Das Telefon klingelte. Ich war schon so darauf eingestellt, ausschließlich Rondorfs willkürliche Befehle auszuführen, dass ich ganz selbstverständlich davon ausging, nur er könne am anderen Ende der Leitung sein. Aber es war Philipp Stein aus der Berliner Redaktion.
„Caro, ich wollte mal hören, wie es dir so geht! Was machst du? Wie ist Rondorf? Julie hat mir erzählt, du hättest schon ein Apartment gefunden. Ich soll dir Grüße von Michael bestellen.“
Philipp redete wie ein Wasserfall auf mich ein und schien weniger an meinen Antworten als an seinen eigenen Fragen interessiert. Endlich fand ich eine Gelegenheit, ihn zu unterbrechen: „Phil, jetzt mach‘ mal halblang. Wie soll ich so viele Fragen auf einmal beantworten?“
Philipp lachte glucksend und bat mich zu erzählen, wie es mir bisher ergangen war. Ich versuchte, meine Enttäuschung so neutral wie möglich zu formulieren.

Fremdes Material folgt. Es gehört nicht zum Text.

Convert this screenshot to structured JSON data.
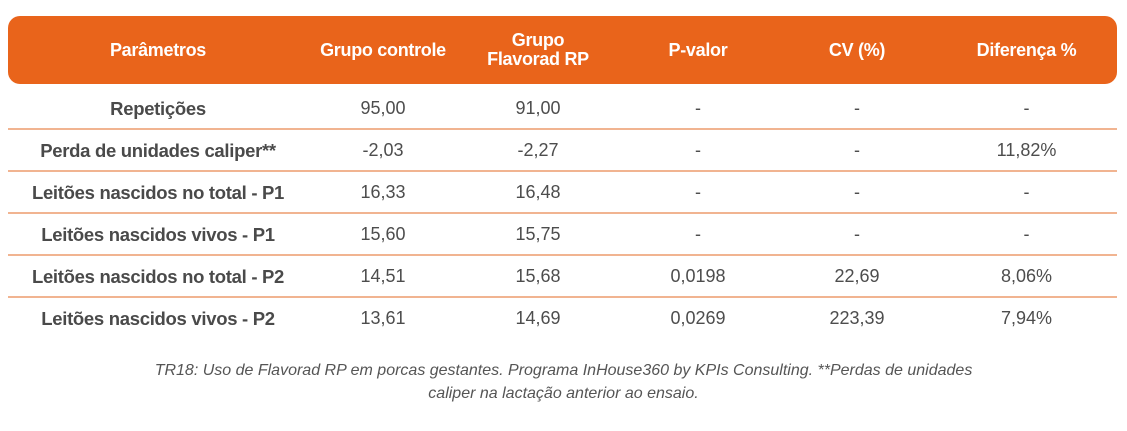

„Carolinchen, Carolinchen, das hört sich an, als müsstest du nun doch endlich erwachsen werden.“
Ungehalten maulte ich: „Ich bin erwachsen! So ein dämlicher Kommentar ist das Letzte, was ich zur Zeit gebrauchen kann. Was bist du, mein Freund oder Rondorfs Komplize?“
„So war das nicht gemeint. Du weißt doch, wie sehr ich deine Arbeit schätze. Ich wollte nur sagen, dass du in Indien sicher viel lernen wirst“, fügte er schnell hinzu, aber zu spät. Seine Worte hatten mich an meiner empfindlichsten Stelle getroffen, und das wussten wir beide. Schlagartig fühlte ich mich von meiner Angst, meiner Schwäche und meiner Einsamkeit überwältigt. Ich hörte mich in den Hörer jammern: „Phil, kannst du nicht bald mit Julie herkommen? Ich fühle mich so allein. Rondorf ist ein Ekel. Ich brauche jemanden zum Reden, richtig, nicht nur am Telefon.“
„Ich werde mit Julie reden. Mal sehen, was sich machen lässt. Aber du weißt ja, der Job lässt mir nicht viel Zeit für private Reisen.“
Ich spürte einen fetten Kloß im Hals. Um die Fassung zu wahren, beendete ich das Gespräch abrupt – und bereute es sofort. Bald würde ich vom Alltag meiner Berliner Freunde so weit entfernt sein, dass ich nicht mehr in der Lage war, Freuden, Hoffnungen, Sorgen und Befürchtungen mit ihnen zu teilen. Schon jetzt hatte ich das Gefühl, dass mein neues Leben Philipp so fremd war, dass ich über die für mich wichtigsten Ereignisse gar nicht mit ihm gesprochen hatte.